One way to prevent the poor from being robbed and the corrupt from being enriched is the effective implementation of the Unique Identity Scheme (UID). While it is a great way to establish identity, with its simple number-based registration and biometric identification, the UID can also create a national database. This data can form the basis for future reforms — ranging from delivery of services to cash transfers to the poor.

Nip the rot

The next big move needed is to halt big-ticket corruption. The annual crop of black money is irrigated by the canals of discretionary powers vested in the system. This explains why politicians are so unwilling to dismantle ad hoc practices, particularly in the allocation of natural resources like telecom spectrum, coal fields or iron ore mines. Legislation to deal with mining, for instance, has been pending since 2006.

It is true that political power is vested in the discretion to decide, but discretion must be backed by reason and the reasoning must be transparent. The government must make its system of processes and clearances transparent; it must provide room for public intervention.

The Right to Information (RTI) Act enables citizens to question what the government has done and how it was done. But little is gained if the corrupt go scotfree. With over 31 million cases pending in the courts, it is imperative that the system is empowered with fast-track judicial action so that punishment follows swiftly and an atmosphere of deterrence is established.


Excerpted with permission from: Accidental India: A History of the Nation's Passage through Crisis and Change. By Shankkar Aiyar. Aleph. Pages 352. Price: Rs 695

However, it isn’t enough to tackle the supply side of the political economy of corruption. India has to look hard at the demand side of the political economy. The core of the problem is greed but there is also a deemed need. India needs to find a viable system for political parties to fund their politics. The business model of politics thrives on the cash economy. India has a provision for donations to political parties by cheque, but the bulk of the money is transferred in the form of cash derived from corrupt practices. There is no way to know if a donation is a donation or a bribe. Sometimes bribes are converted into donations and even declared to the Income Tax Department.

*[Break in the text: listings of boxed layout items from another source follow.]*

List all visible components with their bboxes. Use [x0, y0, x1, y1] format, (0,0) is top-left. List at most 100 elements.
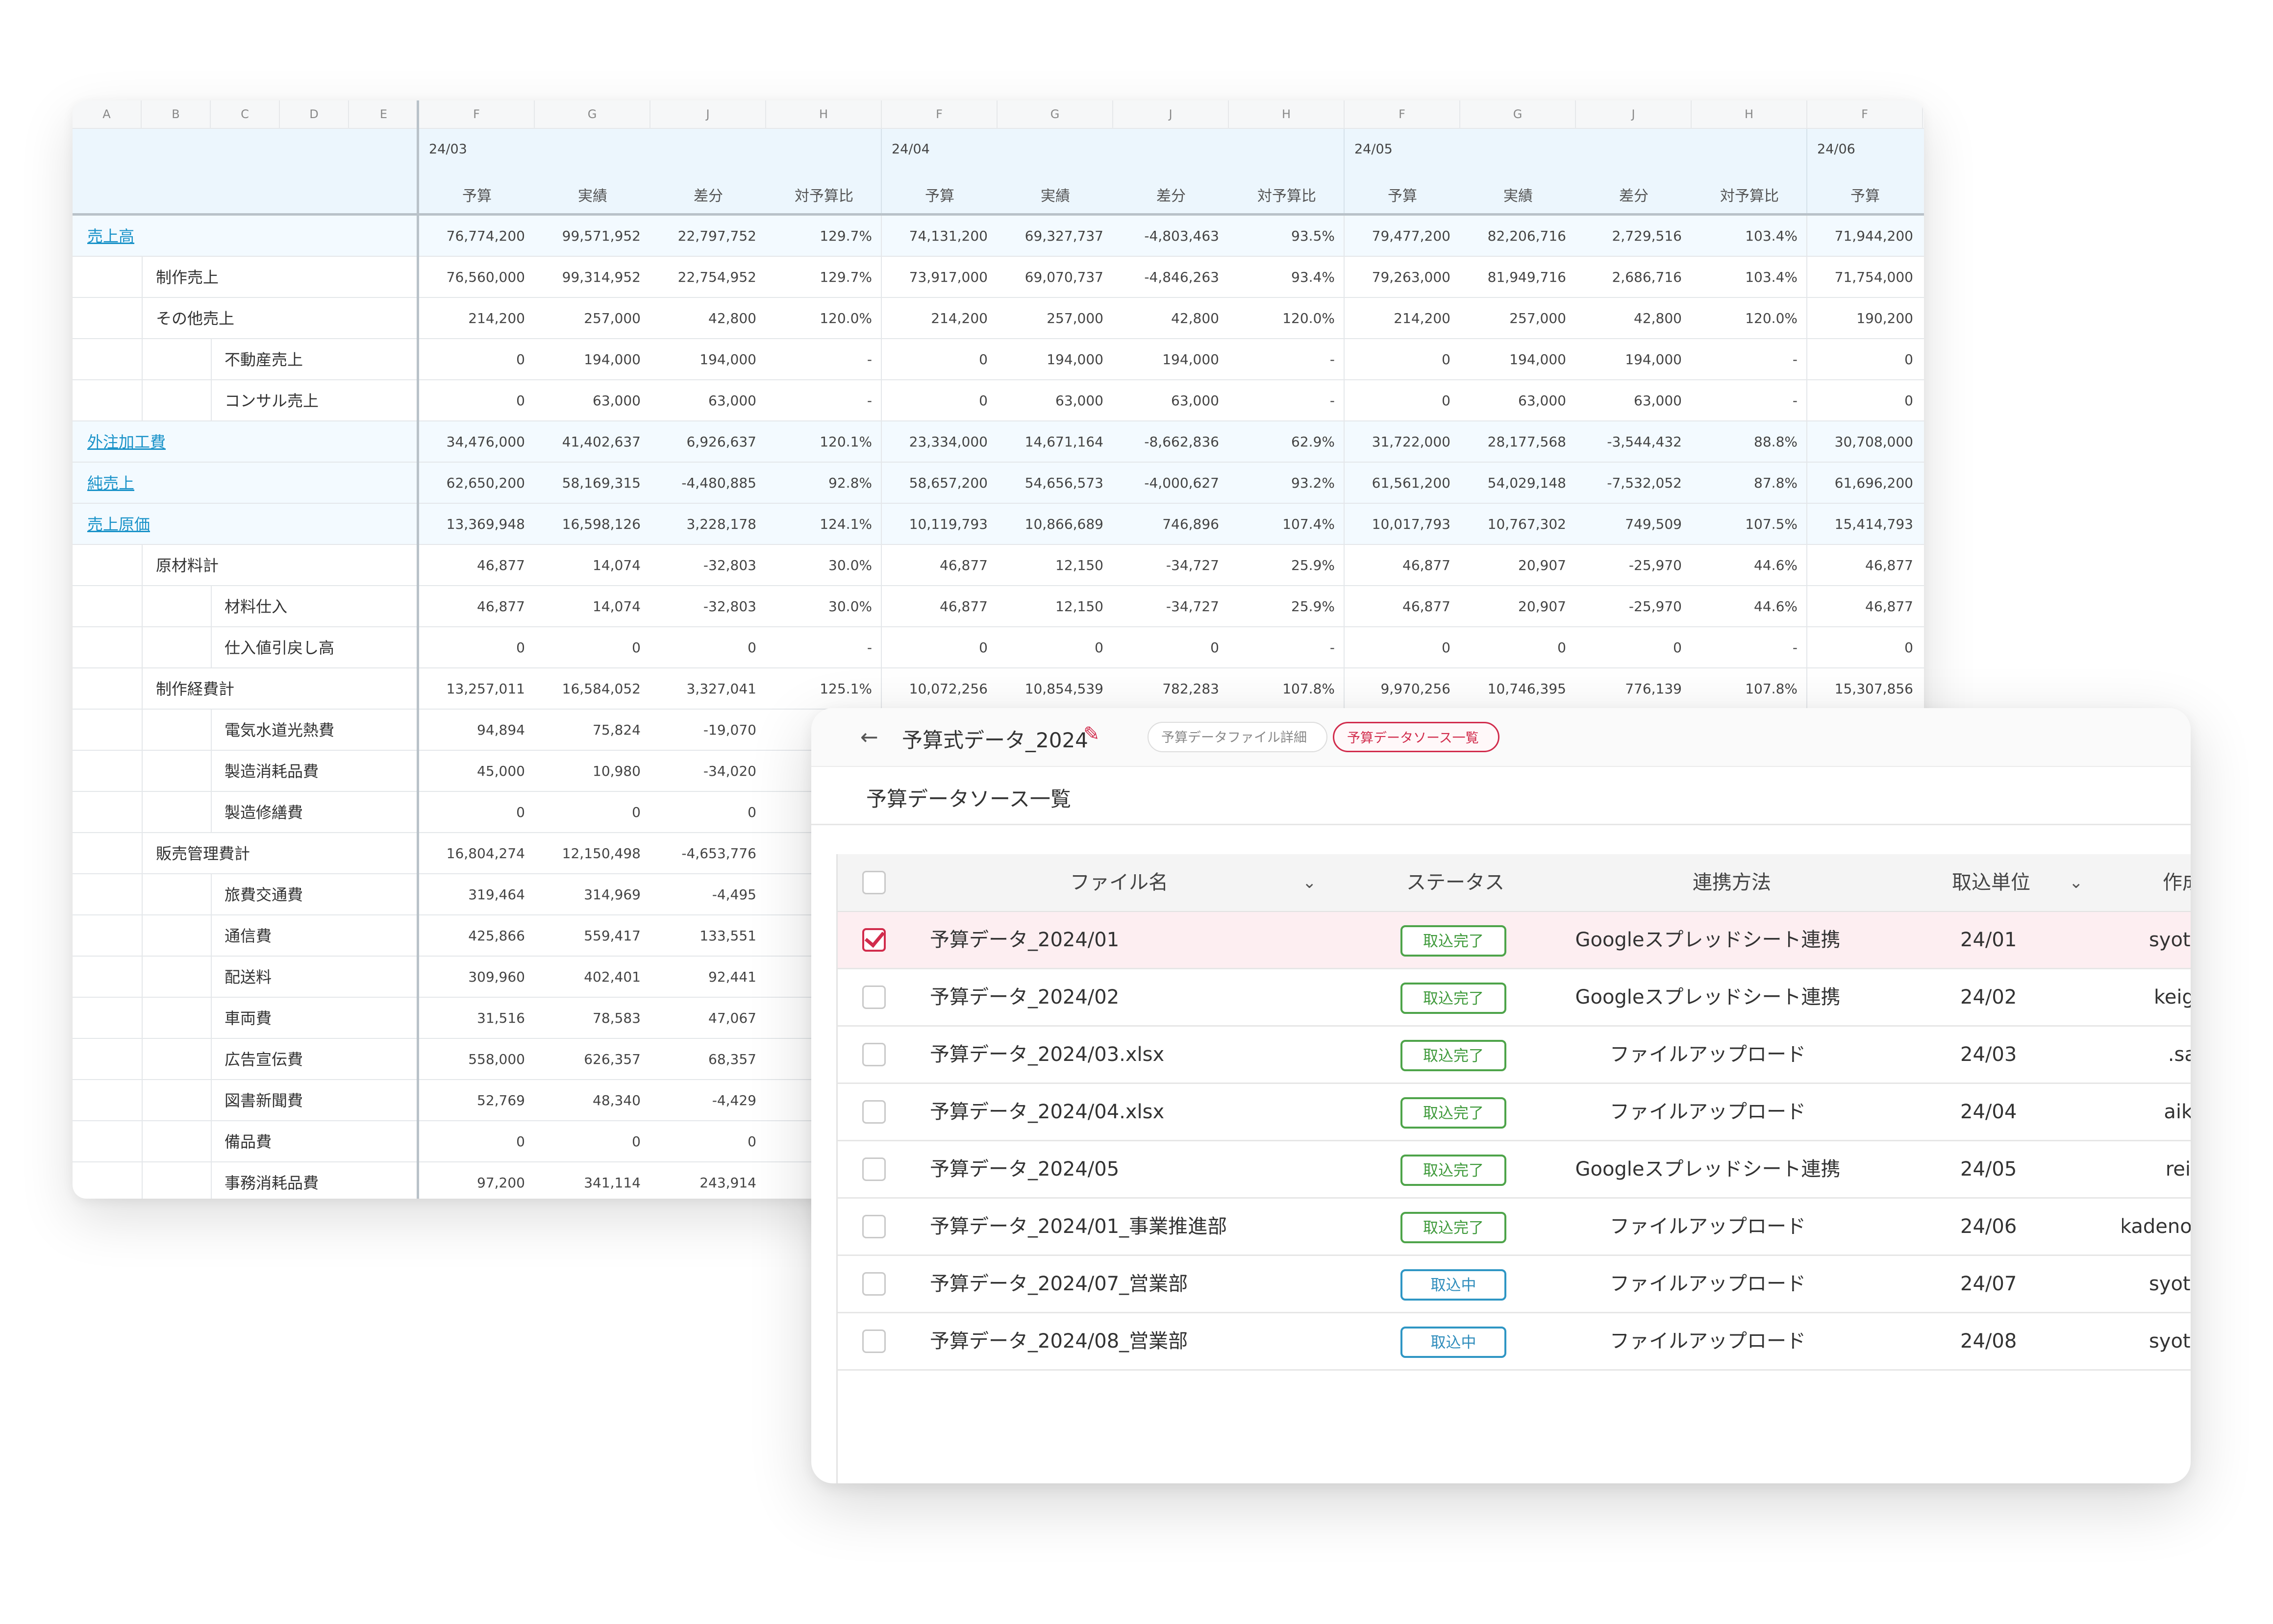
row-checkbox[interactable]: [862, 1043, 886, 1066]
cell-value: 10,746,395: [1487, 681, 1566, 697]
row-label: 通信費: [225, 927, 272, 945]
column-letter[interactable]: F: [1807, 100, 1923, 128]
column-letter[interactable]: J: [1113, 100, 1229, 128]
column-letter[interactable]: H: [1692, 100, 1807, 128]
file-name[interactable]: 予算データ_2024/03.xlsx: [930, 1027, 1164, 1083]
row-checkbox[interactable]: [862, 1100, 886, 1124]
file-name[interactable]: 予算データ_2024/01: [930, 912, 1119, 968]
file-name[interactable]: 予算データ_2024/08_営業部: [930, 1313, 1188, 1369]
table-row[interactable]: 予算データ_2024/03.xlsx 取込完了 ファイルアップロード 24/03 say…: [838, 1027, 2191, 1084]
import-unit: 24/04: [1960, 1101, 2017, 1123]
indent-guide: [142, 998, 143, 1039]
row-checkbox[interactable]: [862, 1329, 886, 1353]
column-letter[interactable]: F: [882, 100, 998, 128]
indent-guide: [211, 1121, 212, 1162]
row-checkbox[interactable]: [862, 1215, 886, 1238]
column-letter[interactable]: H: [1229, 100, 1345, 128]
table-row[interactable]: 予算データ_2024/08_営業部 取込中 ファイルアップロード 24/08 syota…: [838, 1313, 2191, 1371]
table-row[interactable]: 予算データ_2024/02 取込完了 Googleスプレッドシート連携 24/02 ke…: [838, 969, 2191, 1027]
cell-value: 46,877: [477, 598, 525, 615]
column-letter[interactable]: F: [1345, 100, 1460, 128]
column-header-file[interactable]: ファイル名: [1070, 854, 1168, 911]
cell-value: 97,200: [477, 1175, 525, 1191]
cell-value: 749,509: [1625, 516, 1682, 532]
indent-guide: [211, 1080, 212, 1121]
row-label[interactable]: 売上原価: [87, 504, 150, 545]
row-label: 車両費: [225, 1009, 272, 1028]
row-label[interactable]: 売上高: [87, 216, 134, 257]
cell-value: 22,797,752: [677, 228, 756, 244]
column-letter[interactable]: G: [998, 100, 1113, 128]
period-divider: [1806, 545, 1807, 586]
cell-value: 2,686,716: [1612, 269, 1682, 285]
column-letter[interactable]: H: [766, 100, 882, 128]
cell-value: 74,131,200: [909, 228, 988, 244]
file-name[interactable]: 予算データ_2024/04.xlsx: [930, 1084, 1164, 1140]
table-row[interactable]: 予算データ_2024/05 取込完了 Googleスプレッドシート連携 24/05 re…: [838, 1141, 2191, 1199]
chevron-down-icon[interactable]: ⌄: [2069, 854, 2083, 911]
cell-value: 31,722,000: [1372, 434, 1450, 450]
row-checkbox[interactable]: [862, 985, 886, 1009]
cell-value: -: [867, 640, 872, 656]
indent-guide: [211, 1162, 212, 1199]
column-letter[interactable]: E: [349, 100, 419, 128]
file-name[interactable]: 予算データ_2024/02: [930, 969, 1119, 1025]
file-name[interactable]: 予算データ_2024/07_営業部: [930, 1256, 1188, 1312]
column-letter[interactable]: C: [211, 100, 280, 128]
cell-value: 12,150: [1055, 598, 1103, 615]
period-divider: [1344, 504, 1345, 545]
file-name[interactable]: 予算データ_2024/05: [930, 1141, 1119, 1197]
select-all-checkbox[interactable]: [862, 871, 886, 894]
indent-guide: [211, 792, 212, 833]
cell-value: -: [1329, 393, 1335, 409]
column-header: 差分: [1156, 188, 1186, 205]
chevron-down-icon[interactable]: ⌄: [1302, 854, 1317, 911]
table-row[interactable]: 予算データ_2024/01 取込完了 Googleスプレッドシート連携 24/01 sy…: [838, 912, 2191, 969]
table-row[interactable]: 予算データ_2024/07_営業部 取込中 ファイルアップロード 24/07 syota…: [838, 1256, 2191, 1313]
cell-value: -25,970: [1628, 557, 1682, 573]
cell-value: 25.9%: [1291, 557, 1335, 573]
period-divider: [1806, 463, 1807, 504]
pencil-icon[interactable]: ✎: [1083, 723, 1100, 745]
column-letter[interactable]: A: [73, 100, 142, 128]
tab-file-detail[interactable]: 予算データファイル詳細: [1148, 722, 1327, 752]
row-checkbox[interactable]: [862, 1272, 886, 1296]
creator: kadenokoj: [2122, 1215, 2191, 1238]
table-row[interactable]: 予算データ_2024/04.xlsx 取込完了 ファイルアップロード 24/04 aik…: [838, 1084, 2191, 1141]
column-letter[interactable]: B: [142, 100, 211, 128]
panel-header: ← 予算式データ_2024 ✎ 予算データファイル詳細 予算データソース一覧: [811, 708, 2191, 767]
status-badge: 取込中: [1400, 1269, 1506, 1301]
row-label: その他売上: [156, 309, 235, 328]
row-checkbox[interactable]: [862, 928, 886, 952]
cell-value: 319,464: [468, 886, 525, 903]
cell-value: 107.8%: [1745, 681, 1798, 697]
file-name[interactable]: 予算データ_2024/01_事業推進部: [930, 1199, 1227, 1255]
cell-value: 194,000: [1625, 351, 1682, 368]
column-letter[interactable]: J: [650, 100, 766, 128]
row-label[interactable]: 外注加工費: [87, 421, 166, 463]
row-label[interactable]: 純売上: [87, 463, 134, 504]
period-label: 24/06: [1817, 142, 1855, 157]
cell-value: 78,583: [593, 1010, 641, 1026]
arrow-left-icon[interactable]: ←: [860, 725, 878, 750]
column-letter[interactable]: F: [419, 100, 535, 128]
cell-value: 76,560,000: [446, 269, 525, 285]
tab-source-list[interactable]: 予算データソース一覧: [1333, 722, 1499, 752]
cell-value: 425,866: [468, 928, 525, 944]
row-checkbox[interactable]: [862, 1157, 886, 1181]
cell-value: 0: [516, 351, 525, 368]
column-letter[interactable]: D: [280, 100, 349, 128]
table-row[interactable]: 予算データ_2024/01_事業推進部 取込完了 ファイルアップロード 24/06 ka…: [838, 1199, 2191, 1256]
column-letter[interactable]: J: [1576, 100, 1692, 128]
cell-value: 71,944,200: [1834, 228, 1913, 244]
column-letter[interactable]: G: [1460, 100, 1576, 128]
column-letter[interactable]: G: [535, 100, 650, 128]
cell-value: 63,000: [593, 393, 641, 409]
column-header-unit[interactable]: 取込単位: [1952, 854, 2030, 911]
cell-value: 14,671,164: [1024, 434, 1103, 450]
cell-value: 45,000: [477, 763, 525, 779]
table-row: 不動産売上 0 194,000 194,000 - 0 194,000 194,000 - 0 19…: [73, 339, 1924, 380]
period-divider: [881, 421, 882, 463]
cell-value: 0: [979, 393, 988, 409]
period-divider: [881, 545, 882, 586]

This model of cash-and-carry politics makes it convenient for the corrupt — on either side of the fence — to freely conduct transactions.

Every five years, 13,986 candidates — assuming three serious candidates per party —fight for seats in the Lok Sabha and state legislative assemblies. Depending on the geography and the party, candidates are known to spend 10 times the official limit allowed for election expenses. Assume, for a moment that the limits on expenditure are being adhered to. This means a Lok Sabha candidate spends Rs 40 lakh and a candidate for the assembly spends Rs 16 lakh. What is the source of all this money? Candidates do declare their known personal assets, but are not required to explain the source, or how they funded the acquisition of those assets.

Indians must demand a transparent system of political funding, the kind followed in America. It has its downsides, of course, such as the rich cornering the attention of lawmakers. But it is transparent enough for citizens to know who is paying money to parties and what is expected in return. Corruption is robbing the poor and the middle class, enriching criminality and is inflationary. Its perpetuation enables the wrong kind of politicians to be elected. This leads to the subversion of the democratic process.